Defining Your Freethinking

Freethinking is to take responsibility for your own thoughts, challenge the accepted system and dwell in the possibilty of ideas.

It is not necessarily what you think but how you think it, that makes you a freethinker.

As, Leo Tolstoy (1828 – 1910), writer, pacifist and anarchist defines:

“Freethinkers are those who are willing to use their minds without prejudice and without fearing to understand things that clash with their own customs, privileges, or beliefs. This state of mind is not common, but it is essential for right thinking.”

Leo Tolstoy

In 1944, the philospher Bertrand Russell wrote, The Value of Free Thought. How to Become a Truth-Seeker and Break the Chains of Mental Slavery. In the opening paragraph, he writes:

“What makes a freethinker is not his beliefs but the way in which he holds them. If he holds them because his elders told him they were true when he was young, or if he holds them because if he did not he would be unhappy, his thought is not free; but if he holds them because, after careful thought he finds a balance of evidence in their favour, then his thought is free, however odd his conclusions may seem.”

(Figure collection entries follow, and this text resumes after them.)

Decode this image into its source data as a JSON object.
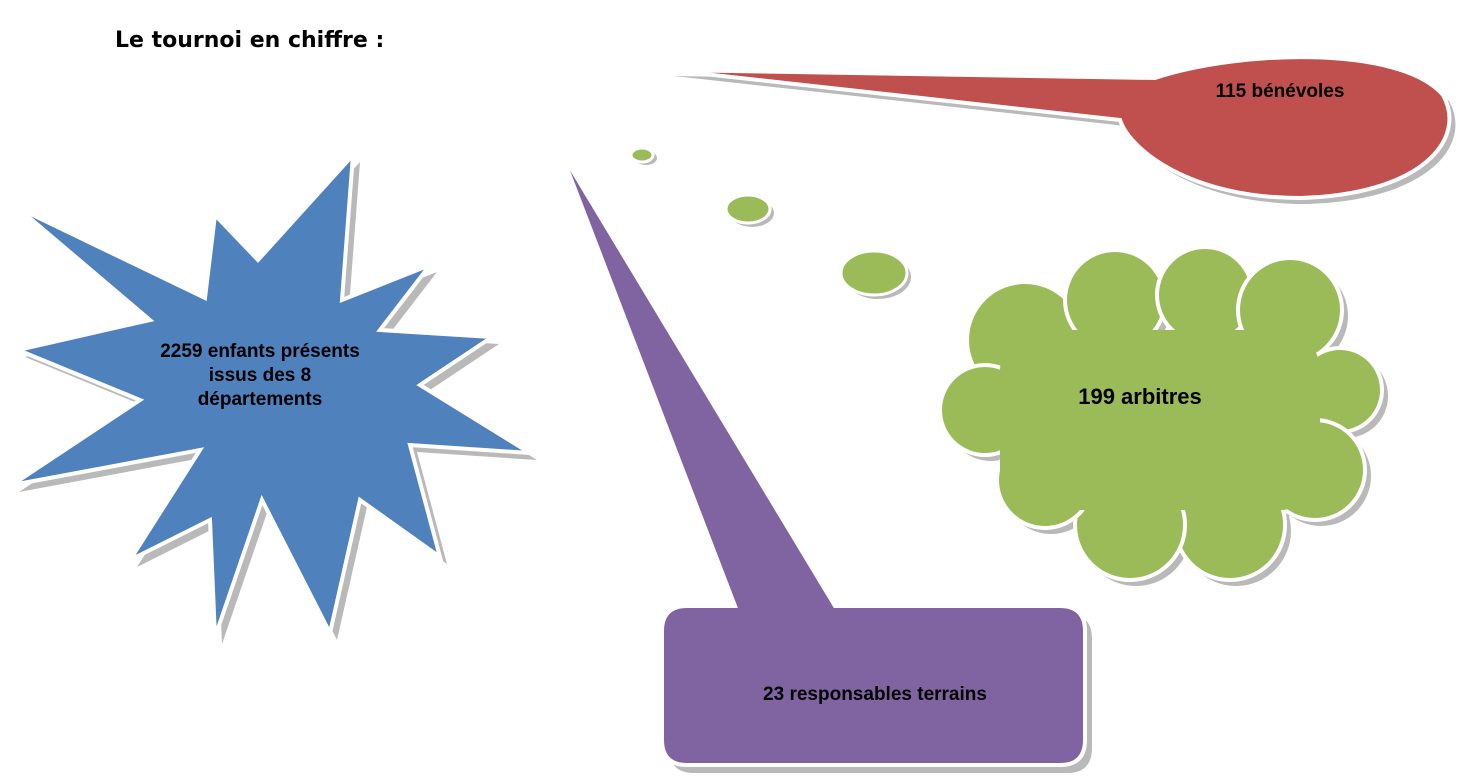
{
  "heading": "Le tournoi en chiffre :",
  "callouts": {
    "benevoles": "115 bénévoles",
    "arbitres": "199 arbitres",
    "enfants_line1": "2259 enfants présents",
    "enfants_line2": "issus des 8",
    "enfants_line3": "départements",
    "responsables": "23 responsables terrains"
  },
  "colors": {
    "red": "#c0504d",
    "green": "#9bbb59",
    "blue": "#4f81bd",
    "purple": "#8064a2"
  }
}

“The person who is free in any respect is free from something; what is the free thinker free from? To be worthy of the name, he must be free of two things: the force of tradition, and the tyranny of his own passions. No one is completely free from either, but in the measure of a man’s emancipation he deserves to be called a free thinker.”

Bertrand Russell

Freethinkers know that meaning must originate in the mind.

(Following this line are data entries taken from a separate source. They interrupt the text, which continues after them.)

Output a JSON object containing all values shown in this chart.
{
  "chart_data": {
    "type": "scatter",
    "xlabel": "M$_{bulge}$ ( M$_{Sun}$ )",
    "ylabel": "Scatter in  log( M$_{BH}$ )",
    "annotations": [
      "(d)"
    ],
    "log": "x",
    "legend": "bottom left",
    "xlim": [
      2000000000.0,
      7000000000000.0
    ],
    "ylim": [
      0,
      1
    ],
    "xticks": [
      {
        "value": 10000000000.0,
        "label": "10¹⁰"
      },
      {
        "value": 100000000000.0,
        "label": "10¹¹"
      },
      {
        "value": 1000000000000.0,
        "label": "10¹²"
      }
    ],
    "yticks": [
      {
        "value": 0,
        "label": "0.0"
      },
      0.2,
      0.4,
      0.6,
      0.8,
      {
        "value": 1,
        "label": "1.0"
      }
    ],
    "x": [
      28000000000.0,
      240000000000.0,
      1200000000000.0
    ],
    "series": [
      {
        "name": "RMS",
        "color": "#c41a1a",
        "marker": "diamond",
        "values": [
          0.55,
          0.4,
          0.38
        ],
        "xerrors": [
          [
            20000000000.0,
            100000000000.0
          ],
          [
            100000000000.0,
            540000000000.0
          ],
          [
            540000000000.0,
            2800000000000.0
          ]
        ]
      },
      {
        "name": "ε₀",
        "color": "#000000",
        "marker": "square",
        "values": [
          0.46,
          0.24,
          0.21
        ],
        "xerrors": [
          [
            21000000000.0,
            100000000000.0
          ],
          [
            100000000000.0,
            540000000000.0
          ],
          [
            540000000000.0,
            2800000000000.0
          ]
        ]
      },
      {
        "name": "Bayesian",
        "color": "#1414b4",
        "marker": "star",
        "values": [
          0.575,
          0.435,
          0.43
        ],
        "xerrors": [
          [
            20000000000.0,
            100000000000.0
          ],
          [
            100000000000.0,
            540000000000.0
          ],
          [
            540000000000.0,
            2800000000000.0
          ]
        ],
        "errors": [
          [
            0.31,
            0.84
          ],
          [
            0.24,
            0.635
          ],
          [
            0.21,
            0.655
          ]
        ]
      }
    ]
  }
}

If the universe is mindless and the cosmos does not care, you must care in your own mind, if you wish to have purpose.

Individuals are free to choose, within the limits of their own morality. Freethinking is a passion where it is much rather your thoughts than yourself that is free. As a freethinker you are open minded and willing to challenge your beliefs. You may find new beliefs and, as such, you may find yourself changing your mind.

Freethinkers often find meaning in human compassion, social progress, the beauty of humanity (art, music, literature), personal happiness, pleasure, joy, love, and the advancement of knowledge.

Perhaps the greatest quality for a freethinker to have is to be a life long learner and seek continuous learning, as the philosopher Baruch Spinoza (1632 – 1677) wrote:

“The highest activity a human being can attain is learning for understanding, because to understand is to be free.”